I've developed a healthy interest recently in the agendas of public governmental bodies. In fact, I'm collecting quite a cache of them. It's fascinating to see how various public bodies give notice of closed meetings.
What I am discovering, however, is a definite trend toward bodies simply announcing closed meetings and citing the same list of reasons (ie: exceptions) over and over. There are a large group of public bodies in the state that hold a closed meeting every time that they meet for 1) legal actions or causes of action; for 2) the purchase or sale of real estate AND for 3) hiring, firing, disciplining and promoting an employee. You'd never believe there's that much litigation, real estate transactions and personnel matters going on every week or month with public bodies. Is that even plausible? Let's not go there today.
Instead, let's consider this additional notice: "Other matters as authorized by Section 610.021 (4-21) as may be applicable" -- does language like that meet the requirements of the law?
The requirement in Section 610.022 as to giving notice of a closed meeting is very specific -- that notice must contain "the specific reason for closing that public meeting or vote" in short -- a specific reason, not a general recitation of possible reasons. And further, that reason must be "by reference to a specific section of this chapter." Indeed, the law goes on to say the notice must include a citation "to the specific exception allowed pursuant to the provisions of section 610.021."
I cannot believe that language like that cited above would be sufficient to meet this requirement. Why would the law bother to even require a public body to cite a specific reason if a general claim that all the exceptions in Section 610.021 come into play in holding this closed meeting were sufficient to meet the legal requirement. That would simply be worthless. Why bother to cite anything? Looks like you can hold a closed meeting any time, any where, for any reason. No need to cite any specifics at all.

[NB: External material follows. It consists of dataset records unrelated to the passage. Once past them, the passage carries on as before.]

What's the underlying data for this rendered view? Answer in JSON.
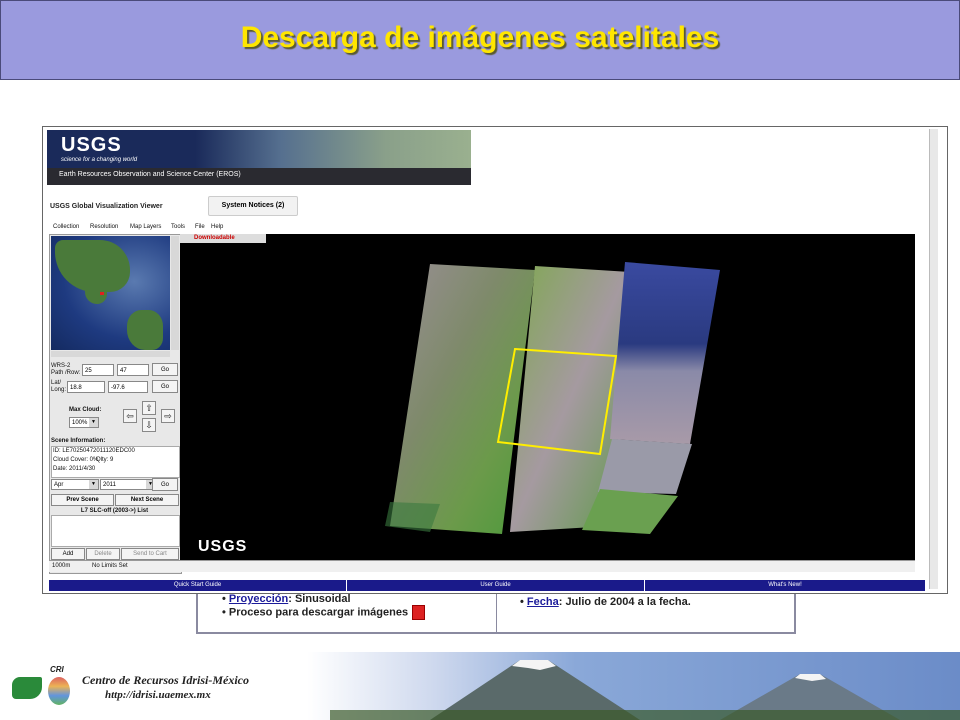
{
  "slide": {
    "title": "Descarga de imágenes satelitales"
  },
  "backdoc": {
    "left_bullets": [
      {
        "label": "Proyección",
        "rest": ": Sinusoidal"
      },
      {
        "label": "Proceso para descargar imágenes",
        "rest": ""
      }
    ],
    "right_bullets": [
      {
        "label": "Fecha",
        "rest": ": Julio de 2004 a la fecha."
      }
    ]
  },
  "app": {
    "banner_logo": "USGS",
    "banner_tagline": "science for a changing world",
    "banner_subtitle": "Earth Resources Observation and Science Center (EROS)",
    "viewer_title": "USGS Global Visualization Viewer",
    "notices_button": "System Notices (2)",
    "menu": [
      "Collection",
      "Resolution",
      "Map Layers",
      "Tools",
      "File",
      "Help"
    ],
    "wrs_label": "WRS-2 Path /Row:",
    "path": "25",
    "row": "47",
    "latlong_label": "Lat/ Long:",
    "lat": "18.8",
    "long": "-97.6",
    "go": "Go",
    "max_cloud_label": "Max Cloud:",
    "max_cloud": "100%",
    "scene_info_label": "Scene Information:",
    "scene_id": "ID: LE70250472011120EDC00",
    "cloud_cover": "Cloud Cover: 0%",
    "qlty": "Qlty: 9",
    "date": "Date: 2011/4/30",
    "month": "Apr",
    "year": "2011",
    "prev_scene": "Prev Scene",
    "next_scene": "Next Scene",
    "list_title": "L7 SLC-off (2003->) List",
    "add": "Add",
    "delete": "Delete",
    "send_to_cart": "Send to Cart",
    "resolution": "1000m",
    "limits": "No Limits Set",
    "downloadable": "Downloadable",
    "map_logo": "USGS",
    "footer_links": [
      "Quick Start Guide",
      "User Guide",
      "What's New!"
    ]
  },
  "footer": {
    "logo_text": "CRI",
    "center_name": "Centro de Recursos Idrisi-México",
    "url": "http://idrisi.uaemex.mx"
  },
  "colors": {
    "title": "#ffe600",
    "header_bg": "#9a9ade",
    "selection": "#ffee00",
    "footer_links_bg": "#1a1a8a"
  }
}
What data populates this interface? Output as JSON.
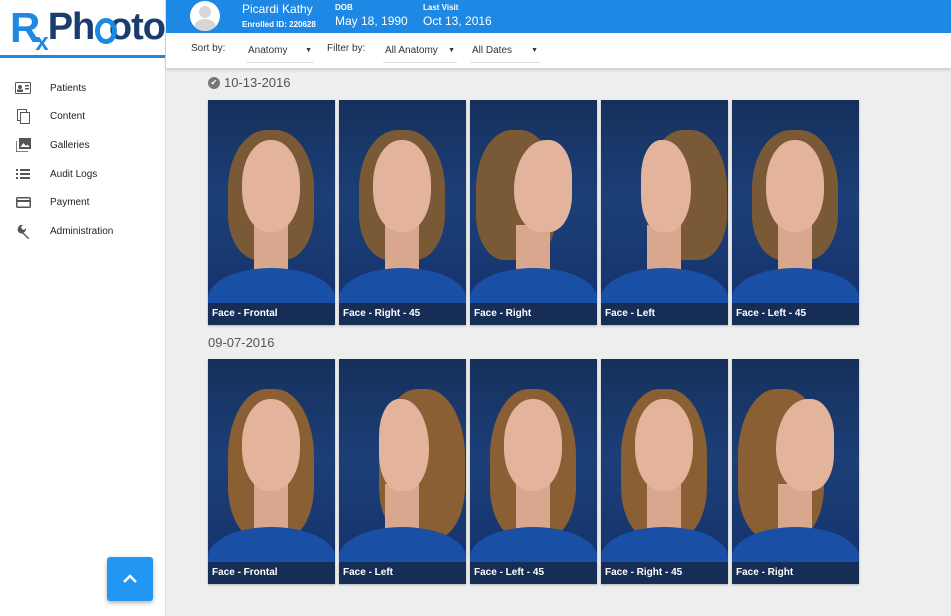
{
  "logo": {
    "rx": "R",
    "x": "x",
    "ph": "Ph",
    "oto": "oto"
  },
  "nav": [
    {
      "label": "Patients",
      "icon": "patients-icon"
    },
    {
      "label": "Content",
      "icon": "content-icon"
    },
    {
      "label": "Galleries",
      "icon": "galleries-icon"
    },
    {
      "label": "Audit Logs",
      "icon": "audit-logs-icon"
    },
    {
      "label": "Payment",
      "icon": "payment-icon"
    },
    {
      "label": "Administration",
      "icon": "wrench-icon"
    }
  ],
  "header": {
    "name": "Picardi Kathy",
    "enrolled": "Enrolled ID: 220628",
    "dob_label": "DOB",
    "dob": "May 18, 1990",
    "visit_label": "Last Visit",
    "visit": "Oct 13, 2016"
  },
  "toolbar": {
    "sort_label": "Sort by:",
    "sort_value": "Anatomy",
    "filter_label": "Filter by:",
    "filter_value": "All Anatomy",
    "dates_value": "All Dates"
  },
  "groups": [
    {
      "date": "10-13-2016",
      "checked": true,
      "photos": [
        {
          "caption": "Face - Frontal"
        },
        {
          "caption": "Face - Right - 45"
        },
        {
          "caption": "Face - Right"
        },
        {
          "caption": "Face - Left"
        },
        {
          "caption": "Face - Left - 45"
        }
      ]
    },
    {
      "date": "09-07-2016",
      "checked": false,
      "photos": [
        {
          "caption": "Face - Frontal"
        },
        {
          "caption": "Face - Left"
        },
        {
          "caption": "Face - Left - 45"
        },
        {
          "caption": "Face - Right - 45"
        },
        {
          "caption": "Face - Right"
        }
      ]
    }
  ],
  "colors": {
    "brand": "#1e88e5",
    "fab": "#2196f3",
    "hair_group1": "#7a5a36",
    "hair_group2": "#8a5f34"
  }
}
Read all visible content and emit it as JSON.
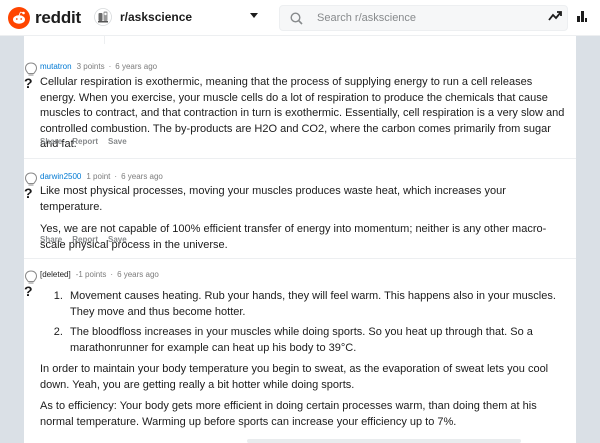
{
  "app": {
    "brand": "reddit",
    "brand_color": "#ff4500"
  },
  "header": {
    "community": "r/askscience",
    "search_placeholder": "Search r/askscience",
    "icons": [
      "reddit-logo-icon",
      "community-icon",
      "chevron-down-icon",
      "search-icon",
      "trending-icon",
      "stats-icon"
    ]
  },
  "comments": [
    {
      "author": "mutatron",
      "points": "3 points",
      "age": "6 years ago",
      "paragraphs": [
        "Cellular respiration is exothermic, meaning that the process of supplying energy to run a cell releases energy. When you exercise, your muscle cells do a lot of respiration to produce the chemicals that cause muscles to contract, and that contraction in turn is exothermic. Essentially, cell respiration is a very slow and controlled combustion. The by-products are H2O and CO2, where the carbon comes primarily from sugar and fat."
      ]
    },
    {
      "author": "darwin2500",
      "points": "1 point",
      "age": "6 years ago",
      "paragraphs": [
        "Like most physical processes, moving your muscles produces waste heat, which increases your temperature.",
        "Yes, we are not capable of 100% efficient transfer of energy into momentum; neither is any other macro-scale physical process in the universe."
      ]
    },
    {
      "author": "[deleted]",
      "points": "-1 points",
      "age": "6 years ago",
      "list": [
        "Movement causes heating. Rub your hands, they will feel warm. This happens also in your muscles. They move and thus become hotter.",
        "The bloodfloss increases in your muscles while doing sports. So you heat up through that. So a marathonrunner for example can heat up his body to 39°C."
      ],
      "paragraphs": [
        "In order to maintain your body temperature you begin to sweat, as the evaporation of sweat lets you cool down. Yeah, you are getting really a bit hotter while doing sports.",
        "As to efficiency: Your body gets more efficient in doing certain processes warm, than doing them at his normal temperature. Warming up before sports can increase your efficiency up to 7%."
      ]
    }
  ],
  "actions": {
    "share": "Share",
    "report": "Report",
    "save": "Save"
  },
  "separator": "·"
}
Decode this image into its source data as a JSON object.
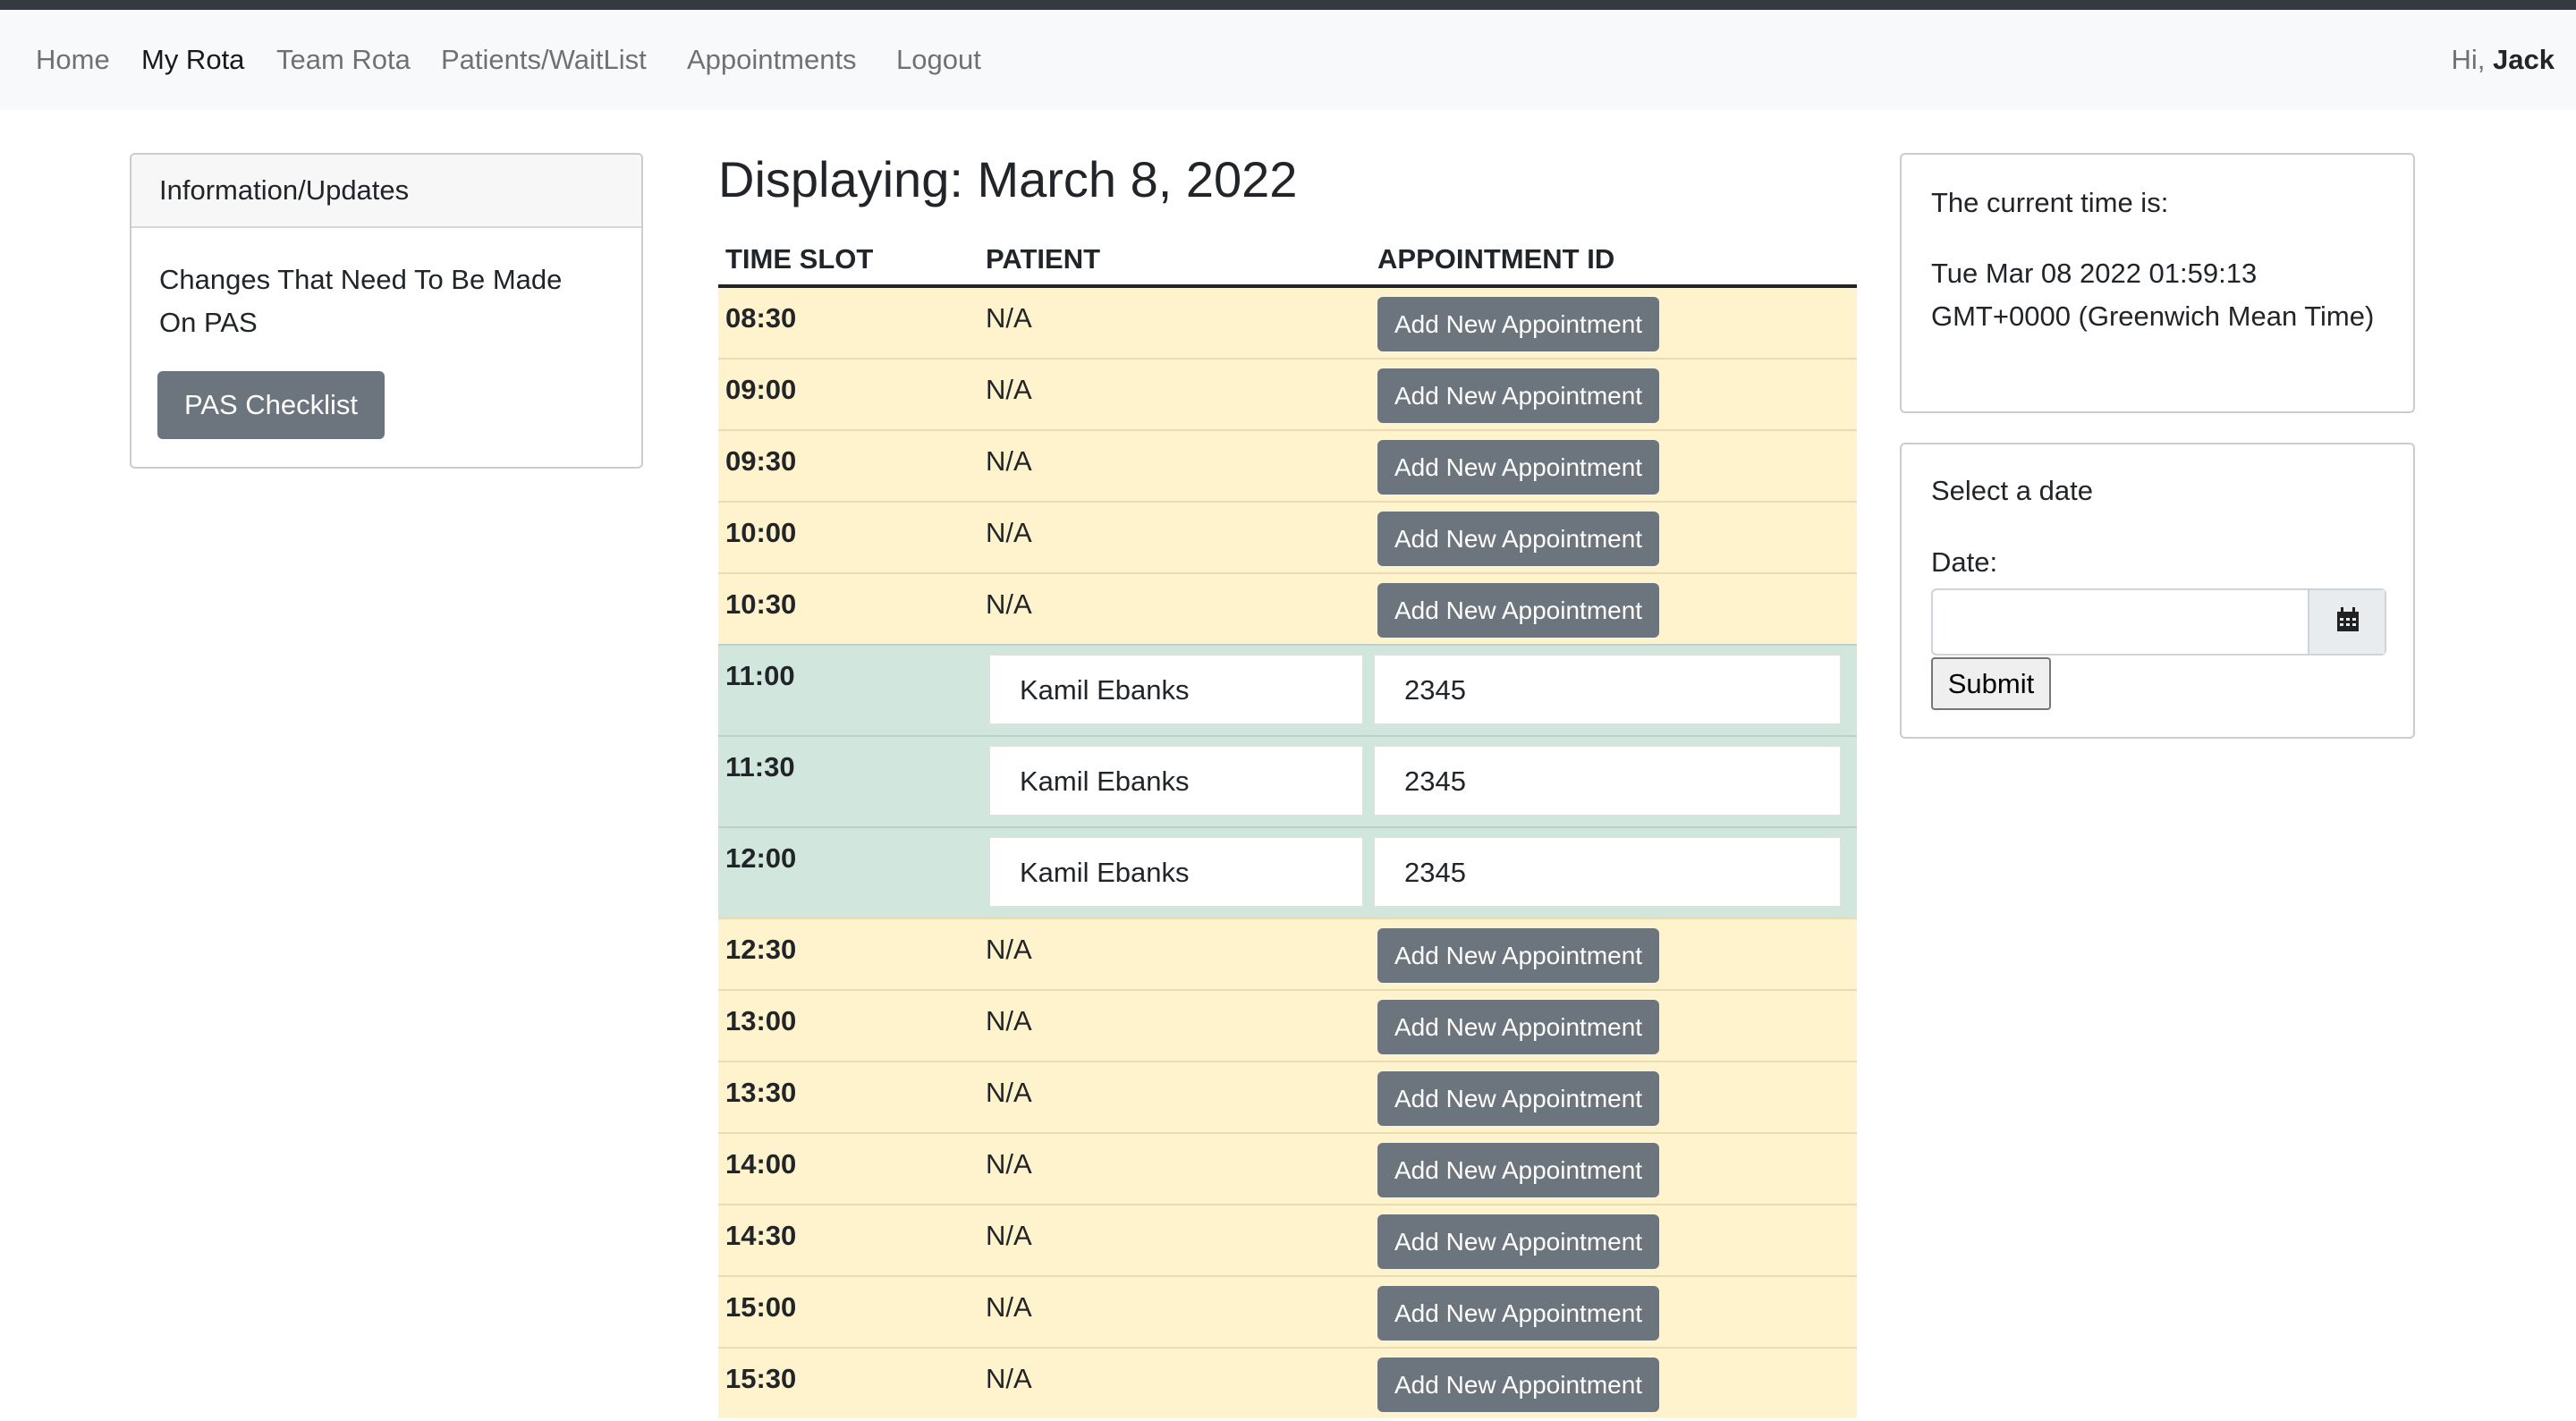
{
  "nav": {
    "items": [
      {
        "label": "Home",
        "active": false
      },
      {
        "label": "My Rota",
        "active": true
      },
      {
        "label": "Team Rota",
        "active": false
      },
      {
        "label": "Patients/WaitList",
        "active": false
      },
      {
        "label": "Appointments",
        "active": false
      },
      {
        "label": "Logout",
        "active": false
      }
    ],
    "greeting_prefix": "Hi,",
    "user_name": "Jack"
  },
  "info_card": {
    "header": "Information/Updates",
    "text": "Changes That Need To Be Made On PAS",
    "button_label": "PAS Checklist"
  },
  "rota": {
    "title": "Displaying: March 8, 2022",
    "columns": [
      "TIME SLOT",
      "PATIENT",
      "APPOINTMENT ID"
    ],
    "add_label": "Add New Appointment",
    "rows": [
      {
        "time": "08:30",
        "patient": "N/A",
        "appointment_id": null
      },
      {
        "time": "09:00",
        "patient": "N/A",
        "appointment_id": null
      },
      {
        "time": "09:30",
        "patient": "N/A",
        "appointment_id": null
      },
      {
        "time": "10:00",
        "patient": "N/A",
        "appointment_id": null
      },
      {
        "time": "10:30",
        "patient": "N/A",
        "appointment_id": null
      },
      {
        "time": "11:00",
        "patient": "Kamil Ebanks",
        "appointment_id": "2345"
      },
      {
        "time": "11:30",
        "patient": "Kamil Ebanks",
        "appointment_id": "2345"
      },
      {
        "time": "12:00",
        "patient": "Kamil Ebanks",
        "appointment_id": "2345"
      },
      {
        "time": "12:30",
        "patient": "N/A",
        "appointment_id": null
      },
      {
        "time": "13:00",
        "patient": "N/A",
        "appointment_id": null
      },
      {
        "time": "13:30",
        "patient": "N/A",
        "appointment_id": null
      },
      {
        "time": "14:00",
        "patient": "N/A",
        "appointment_id": null
      },
      {
        "time": "14:30",
        "patient": "N/A",
        "appointment_id": null
      },
      {
        "time": "15:00",
        "patient": "N/A",
        "appointment_id": null
      },
      {
        "time": "15:30",
        "patient": "N/A",
        "appointment_id": null
      }
    ]
  },
  "time_card": {
    "label": "The current time is:",
    "value": "Tue Mar 08 2022 01:59:13 GMT+0000 (Greenwich Mean Time)"
  },
  "date_card": {
    "title": "Select a date",
    "date_label": "Date:",
    "date_value": "",
    "calendar_icon": "calendar-icon",
    "submit_label": "Submit"
  },
  "colors": {
    "free_row": "#fff3cd",
    "booked_row": "#d1e7dd",
    "button": "#6c757d",
    "topstrip": "#343a40"
  }
}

But this language is in that statute for a reason. For a public body to flaunt it so broadly is a travesty. One can educate over and over again, but if this kind of behavior is permitted to pass for a legal notice, then the state should just give up having a sunshine law.
Some public bodies bother to do it right. Does that mean they are just naive to think they need to follow the law? It sure doesn't seem to make any difference in the greater scheme of things whether you follow the law or not. State Auditor Susan Montee can issue a huge list of violations and no one holds any of those public bodies accountable.
Having a law and just hoping that some bodies figure out how to follow it isn't enough. There needs desperately to be some incentive to understanding and following the law. But it doesn't exist today, that's for sure.